In most cases, the word form is formed by changing the word suffix. In this case, in the simplest case, the rule according to which the normal form will be determined is given by a triple (n, newsuffix, morphinfo)
- n is the length of the suffix to be dropped;
- newsuffix - new suffix, adding which will give a normal form;
- morphinfo - morphological information (for example, case, gender, etc.).
For example, for the word “ people
” the rule will have the following form - (4, “man”, ”noun, masculine, in the nominative case, plural”)
. In the event that a word can have several normal word forms ( wine
-> wine, wine
), the rule will consist of several triples. Examples when the word form is also formed with the help of the prefix will not be considered. Basically, this applies to superlatives, which, in principle, can be interpreted as a separate word (for example, “best”, “greatest”
). Having established such a rule for each word, we can easily get a normal word form.
The dictionary from the AOT
project contains about 5 million word forms, according to which about 30 thousand rules are built to determine the normal form of the word. Actually, these are the same processed results, so necessary for the construction of our algorithm. At the same time, at first glance, it seems that to find the necessary rule, it is necessary to store all 5 million word forms. In fact, it is not.
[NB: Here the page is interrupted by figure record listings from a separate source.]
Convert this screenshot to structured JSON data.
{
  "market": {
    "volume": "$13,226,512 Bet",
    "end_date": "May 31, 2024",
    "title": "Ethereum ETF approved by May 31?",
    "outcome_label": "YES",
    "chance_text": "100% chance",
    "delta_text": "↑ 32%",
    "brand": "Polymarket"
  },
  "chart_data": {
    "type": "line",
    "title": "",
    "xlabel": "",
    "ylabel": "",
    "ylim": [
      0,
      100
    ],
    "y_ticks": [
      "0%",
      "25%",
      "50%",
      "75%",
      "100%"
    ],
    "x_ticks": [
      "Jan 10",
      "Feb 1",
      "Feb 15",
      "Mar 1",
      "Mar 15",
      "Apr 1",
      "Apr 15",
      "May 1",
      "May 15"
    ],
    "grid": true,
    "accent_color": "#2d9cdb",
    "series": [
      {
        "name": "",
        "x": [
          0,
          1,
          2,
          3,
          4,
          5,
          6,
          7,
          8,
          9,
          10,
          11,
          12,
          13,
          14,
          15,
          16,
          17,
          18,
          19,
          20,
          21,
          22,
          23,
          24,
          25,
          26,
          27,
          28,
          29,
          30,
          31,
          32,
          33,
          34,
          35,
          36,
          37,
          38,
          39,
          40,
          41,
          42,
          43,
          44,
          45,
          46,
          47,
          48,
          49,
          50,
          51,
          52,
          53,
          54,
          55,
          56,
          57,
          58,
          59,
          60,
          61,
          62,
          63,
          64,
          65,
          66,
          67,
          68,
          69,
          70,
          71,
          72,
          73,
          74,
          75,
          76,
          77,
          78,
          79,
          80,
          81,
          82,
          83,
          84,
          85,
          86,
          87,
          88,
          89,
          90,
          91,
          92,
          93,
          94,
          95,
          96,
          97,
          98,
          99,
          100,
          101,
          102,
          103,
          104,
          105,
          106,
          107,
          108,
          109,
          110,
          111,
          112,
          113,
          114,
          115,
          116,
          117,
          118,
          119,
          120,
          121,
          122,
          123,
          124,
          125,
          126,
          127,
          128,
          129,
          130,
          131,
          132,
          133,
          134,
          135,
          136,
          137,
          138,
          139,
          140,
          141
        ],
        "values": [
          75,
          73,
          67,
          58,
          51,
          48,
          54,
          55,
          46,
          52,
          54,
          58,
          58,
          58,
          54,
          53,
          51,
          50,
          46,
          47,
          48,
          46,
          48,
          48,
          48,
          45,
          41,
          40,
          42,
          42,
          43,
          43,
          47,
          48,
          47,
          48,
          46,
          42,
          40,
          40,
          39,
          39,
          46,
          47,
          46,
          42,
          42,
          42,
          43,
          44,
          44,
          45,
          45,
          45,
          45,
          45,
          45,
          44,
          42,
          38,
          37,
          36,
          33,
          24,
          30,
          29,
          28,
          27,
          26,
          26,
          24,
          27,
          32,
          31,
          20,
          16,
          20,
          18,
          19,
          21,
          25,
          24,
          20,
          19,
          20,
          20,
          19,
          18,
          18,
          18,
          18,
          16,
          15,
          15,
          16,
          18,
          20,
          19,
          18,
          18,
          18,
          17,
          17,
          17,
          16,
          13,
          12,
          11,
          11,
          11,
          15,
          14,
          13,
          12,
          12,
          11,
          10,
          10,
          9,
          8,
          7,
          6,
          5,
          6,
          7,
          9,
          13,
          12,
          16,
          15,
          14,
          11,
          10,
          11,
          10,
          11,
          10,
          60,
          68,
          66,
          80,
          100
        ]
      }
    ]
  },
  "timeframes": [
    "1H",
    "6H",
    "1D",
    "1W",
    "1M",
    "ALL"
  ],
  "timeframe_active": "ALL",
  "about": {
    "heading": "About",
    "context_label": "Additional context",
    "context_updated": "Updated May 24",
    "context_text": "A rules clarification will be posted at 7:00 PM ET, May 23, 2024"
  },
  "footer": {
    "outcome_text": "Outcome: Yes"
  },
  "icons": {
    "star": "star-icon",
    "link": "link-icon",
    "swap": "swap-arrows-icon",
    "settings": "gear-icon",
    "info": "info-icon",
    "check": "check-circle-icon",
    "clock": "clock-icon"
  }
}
Let's try to build a heuristic to find the normal form of the word, which at the same time will help reduce the amount of stored information. For this we will use the following pattern: the longer a common suffix have two words, the more likely they will have the same rule for the formation of a normal form.
We proceed as follows: we will sort all word forms in the lexographic order of inverted words. For example, for words a, weapon, side, sea, the
following order will be true: a, side, weapon, sea
. We get the following pattern: words that are after sorting side by side will be more likely to have the same rule. Now we will remove from our list all the words whose rules coincide with the rule of the word preceding it. At our disposal will remain about 500 thousand words, that is, we were able to reduce the amount of stored information by 10 times. Thus, in order to get a normal word form for a word, we need to find the largest word from the remaining list that does not exceed the given one and apply the rule from it. This algorithm will work correctly for all words from the dictionary and will give good heuristics for unfamiliar examples. This approach was also used to add support for the Russian language in lucene.
Also, to reduce the amount of information occupied, we can perform additional coding, in which six consecutive letters are represented as 32-bit int. Thus, the list of samples by which the necessary rule is searched is represented as a two-dimensional array of numbers in which one line corresponds to one word. To find the desired sample, you must use a binary search. The speed of this algorithm is about 200 thousand words per second. In addition, further improvements are possible: for example, using a prefix tree for storing and searching information. But this is a topic for the next conversation.